Maturation pathway model for DMSO reductase.

The cartooned pathway shows stages (10–15). The nascent chain exiting the ribosome and the RR-leader interacts with DnaK and trigger factor (TF) (1 and 2). The REMP chaperone DmsD (2), in addition to DnaJ and GrpE (3), join the interactome. DmsD interaction with GroEL (4) allows insertion of the molybdopterin cofactor through contact with MoeB (5). After DmsA is fully folded (6), the 4[4Fe-4S] center containing DmsB must fold and interact with DmsA (7 and 8). With DmsAB assembled, it is targeted to the Tat translocon (9–11) and translocated (12–14). Finally, DmsAB docks to the membrane anchor subunit DmsC to complete the accomplishment of securing a fully functional respiratory enzyme (15).

Stages of DMSO reductase biogenesis

As a result of research on the system specific chaperones over the past 15 years allows the opportunity to conceptualize an assembly pathway of CISM maturation. This pathway is illustrated in Figure 2.

Stages 1 and 2: the ribosome, trigger factor (TF) and DnaK

A key event in CISM maturation involves binding of the RR-leader peptide as the nascent polypeptide exits the ribosome. TF and DnaK are promiscuous chaperones that assist in protein folding and have a combined substrate pool of over 1000 cellular proteins (48). Studies have demonstrated that TF and DnaK interact with Tat system substrates, and both chaperones have an apparently similar substrate specificity: a stretch of hydrophobic amino acid residues flanked on either end by positively charges residues (38), (49), (50). Indeed, DmsD has some form of association with the general chaperones, trigger factor (TF) and DnaK, which implicates DmsD as a central connector for all processes required for DMSO reductase maturation (30). We have established an interaction web with differential affinities for the DmsA RR-leader in the following order: DmsD>TF>>DnaK (29), suggesting that an initial chaperone cascade from ribosome to TF to DnaK could be involved in DMSO reductase maturation with each chaperone having overlapping and distinct roles in folding modulation thereby promoting productive folding and avoiding proteolytic degradation (51), (52).

Stage 3: DnaJ and GrpE

Many of the DnaK functions appear to rely on the presence of the co-chaperone partners, DnaJ and GrpE. The DnaK-DnaJ-GrpE assembly is a well-studied chaperone cascade machine in E. coli initially identified for their roles in heat shock rescue (53).
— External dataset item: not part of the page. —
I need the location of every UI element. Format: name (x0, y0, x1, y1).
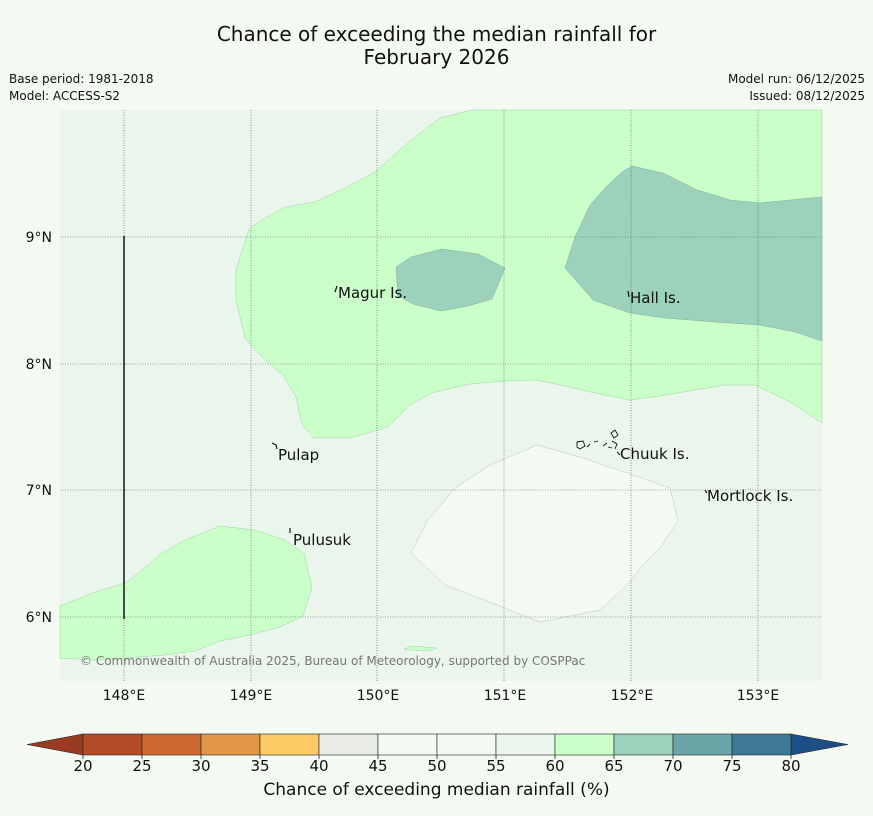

Our interactome data suggests that there is a DmsD-DnaJ interaction; however, it is unclear whether this interaction is direct or detected due to the presence of DnaK or another effector molecular (30).

Stage 4: the DmsD-GroEL interaction

A large number of targets in the interaction proteome of DmsD have been identified that include general molecular chaperones, ribosomal components, and cofactor biosynthesis proteins. Figure 1 demonstrates the possible processes of these non-substrate proteins that were identified in the DmsD interactome from several studies (30), (51), (52). These interactions implicate DmsD as a hub of the DMSO reductase maturation pathway for connecting the nascent DmsA polypeptide to proteins that would assist in active holoenzyme maturation. Interaction of DmsD with the general chaperone, GroEL, is an example of one such downstream connection (30), (54). As GroEL provides a protective cavity for newly synthesized or misfolded polypeptides to fold or refold (55), it is plausible to hypothesize that DmsD having received DmsA from TF, directs it towards GroEL which then further assists in the folding of DmsA (56). Further folding of DmsA outside of the GroEL cavity would allow for subsequent insertion of [4Fe-4S] and MobisPGD during maturation.

Stage 5: molybdenum cofactor (Moco) insertion

A critical step to procure an enzymatically active DmsABC holoenzyme is the insertion of the MobisPGD cofactor (42), (57). Studies involving another MobisPGD-containing CISM, TMAO reductase, showed that mutants deficient in molybdate-uptake and cofactor biosynthesis were improperly localized within the cell (7). Accordingly, MobisPGD could be considered a chemical chaperone for DMSO reductase folding and stabilization of the tertiary structure of DmsA for cofactor coordination (58), further implicating the secondary importance of MobisPGD in CISM maturation. Two enzymes that catalyze terminal steps in the Moco biosynthesis pathway, MoeB and MoaA, have been demonstrated through both in vivo and in vitro protein-protein interaction methods to interact with DmsD as well as the RR-leader peptide (30). However, complete processing of the RR-leader peptide is not dependent on cofactor availability, as moeB chromosomal mutation does not prevent maturation and membrane insertion of the apomolybdoenzyme (59). Although the highly-labile and complex MobisPGD cofactor is an essential component for DMSO reductase activity, understanding its insertion in the maturation pathway poses as a challenge to understanding CISM folding. Currently, it is postulated that MoeB and MoaA are involved in the final cofactor hand-off during CISM maturation (60), (61), (62), (63).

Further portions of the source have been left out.